Dennoch wurden die fiskalischen Anreize im Vorfeld der Wahl gedämpft. Selbst nach dem plötzlichen Rücktritt des ehemaligen Zentralbankgouverneurs Hafize Gaye Erkan im Februar betonten die Behörden, dass die Politik unter dem ehemaligen Stellvertreter und neuen Chef der Bank, Fatih Karahan, auf Kurs bleibe.

Eryilmaz von der ALB sagte, sie erwarte, dass der Kampf gegen die Inflation auch nach der Wahl weitergehen werde. "Es können keine Risiken mehr eingegangen werden. Die Wirtschaftsführung ist sich dessen bewusst", sagte sie.

5/ HABEN SIE ALLES, WAS SIE BRAUCHEN?

An den Devisenmärkten wird jedoch spekuliert, dass die Zinsen nach der Wahl - für die Erdogan hart kämpft, damit seine Partei Istanbul und andere Städte von der Opposition zurückerobern kann - noch weiter steigen könnten, wenn die Finanzpolitik gestrafft wird.

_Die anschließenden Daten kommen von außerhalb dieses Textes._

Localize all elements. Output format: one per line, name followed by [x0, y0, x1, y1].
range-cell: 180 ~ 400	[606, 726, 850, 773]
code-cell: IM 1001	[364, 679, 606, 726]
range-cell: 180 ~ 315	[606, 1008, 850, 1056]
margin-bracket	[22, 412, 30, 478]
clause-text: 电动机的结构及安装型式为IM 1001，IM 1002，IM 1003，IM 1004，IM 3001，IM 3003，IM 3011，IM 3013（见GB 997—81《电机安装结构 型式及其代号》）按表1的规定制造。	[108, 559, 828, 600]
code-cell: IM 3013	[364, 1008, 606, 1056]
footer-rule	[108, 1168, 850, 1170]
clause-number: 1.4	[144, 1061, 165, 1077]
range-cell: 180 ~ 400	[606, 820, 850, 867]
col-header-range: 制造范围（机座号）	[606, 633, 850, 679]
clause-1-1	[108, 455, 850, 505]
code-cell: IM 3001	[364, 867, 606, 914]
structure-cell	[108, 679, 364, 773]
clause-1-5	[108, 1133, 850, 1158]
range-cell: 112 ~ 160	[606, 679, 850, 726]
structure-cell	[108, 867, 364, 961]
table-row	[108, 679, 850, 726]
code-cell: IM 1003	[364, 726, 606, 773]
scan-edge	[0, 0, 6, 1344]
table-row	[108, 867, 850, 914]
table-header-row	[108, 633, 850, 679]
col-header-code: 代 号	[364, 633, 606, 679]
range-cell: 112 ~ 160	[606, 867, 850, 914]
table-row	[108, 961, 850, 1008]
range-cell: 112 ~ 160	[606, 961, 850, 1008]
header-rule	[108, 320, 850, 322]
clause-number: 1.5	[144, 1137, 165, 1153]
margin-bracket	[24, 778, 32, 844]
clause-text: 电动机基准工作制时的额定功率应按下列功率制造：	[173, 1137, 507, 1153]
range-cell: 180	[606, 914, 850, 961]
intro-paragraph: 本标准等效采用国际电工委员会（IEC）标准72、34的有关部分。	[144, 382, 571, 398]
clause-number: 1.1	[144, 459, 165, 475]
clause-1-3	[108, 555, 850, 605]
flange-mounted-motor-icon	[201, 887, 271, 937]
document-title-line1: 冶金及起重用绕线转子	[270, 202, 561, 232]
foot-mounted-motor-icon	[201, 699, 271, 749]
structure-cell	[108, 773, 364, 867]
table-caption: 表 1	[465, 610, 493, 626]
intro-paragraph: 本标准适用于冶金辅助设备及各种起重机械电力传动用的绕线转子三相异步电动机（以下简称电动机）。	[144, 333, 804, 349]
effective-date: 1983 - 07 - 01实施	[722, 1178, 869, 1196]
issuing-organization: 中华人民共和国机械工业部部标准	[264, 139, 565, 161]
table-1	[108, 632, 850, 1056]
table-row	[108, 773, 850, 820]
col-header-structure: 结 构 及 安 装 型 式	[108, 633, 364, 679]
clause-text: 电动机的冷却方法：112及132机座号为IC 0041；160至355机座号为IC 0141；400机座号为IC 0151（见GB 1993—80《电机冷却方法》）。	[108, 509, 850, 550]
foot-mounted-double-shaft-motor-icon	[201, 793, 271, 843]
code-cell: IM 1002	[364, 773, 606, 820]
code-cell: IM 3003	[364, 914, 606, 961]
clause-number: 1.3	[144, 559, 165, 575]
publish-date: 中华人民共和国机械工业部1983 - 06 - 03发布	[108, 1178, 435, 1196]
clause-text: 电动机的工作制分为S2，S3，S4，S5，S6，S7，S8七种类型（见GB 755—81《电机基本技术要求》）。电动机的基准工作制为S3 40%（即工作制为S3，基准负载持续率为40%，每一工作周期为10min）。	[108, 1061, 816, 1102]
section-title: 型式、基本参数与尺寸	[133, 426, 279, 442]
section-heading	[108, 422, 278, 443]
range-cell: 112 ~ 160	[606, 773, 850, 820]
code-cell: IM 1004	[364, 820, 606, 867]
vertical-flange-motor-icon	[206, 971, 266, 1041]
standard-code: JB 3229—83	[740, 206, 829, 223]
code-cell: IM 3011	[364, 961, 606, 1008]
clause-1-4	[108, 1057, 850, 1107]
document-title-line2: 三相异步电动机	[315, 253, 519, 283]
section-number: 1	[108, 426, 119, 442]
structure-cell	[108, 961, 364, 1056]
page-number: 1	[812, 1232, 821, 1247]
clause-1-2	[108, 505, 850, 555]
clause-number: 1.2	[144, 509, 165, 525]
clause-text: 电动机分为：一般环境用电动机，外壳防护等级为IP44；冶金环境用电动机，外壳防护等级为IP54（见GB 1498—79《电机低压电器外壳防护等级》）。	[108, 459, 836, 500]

Kieran Curtis, ein erfahrener Türkei-Investor bei Abrdn, ist der Meinung, dass sich erst Mitte des Jahres zeigen wird, wie ernst es den politischen Entscheidungsträgern mit der Bekämpfung der Inflation ist, wenn sie entscheiden müssen, ob sie die Löhne wieder anheben oder nicht.

Die Regierung hat den Mindestlohn im Dezember um mehr als die erwarteten 49% und im Jahr zuvor um 55% angehoben.

"Sie haben eine gewisse Normalisierung der Politik vorgenommen, aber diese hat sich verlangsamt und die Devisen sind wieder abgeflossen, es ist also keine geradlinige Verbesserung", sagte Curtis. "Wir brauchen sie also, um nach den Wahlen wieder an die Arbeit zu gehen und die Disinflationsgeschichte am Leben zu erhalten.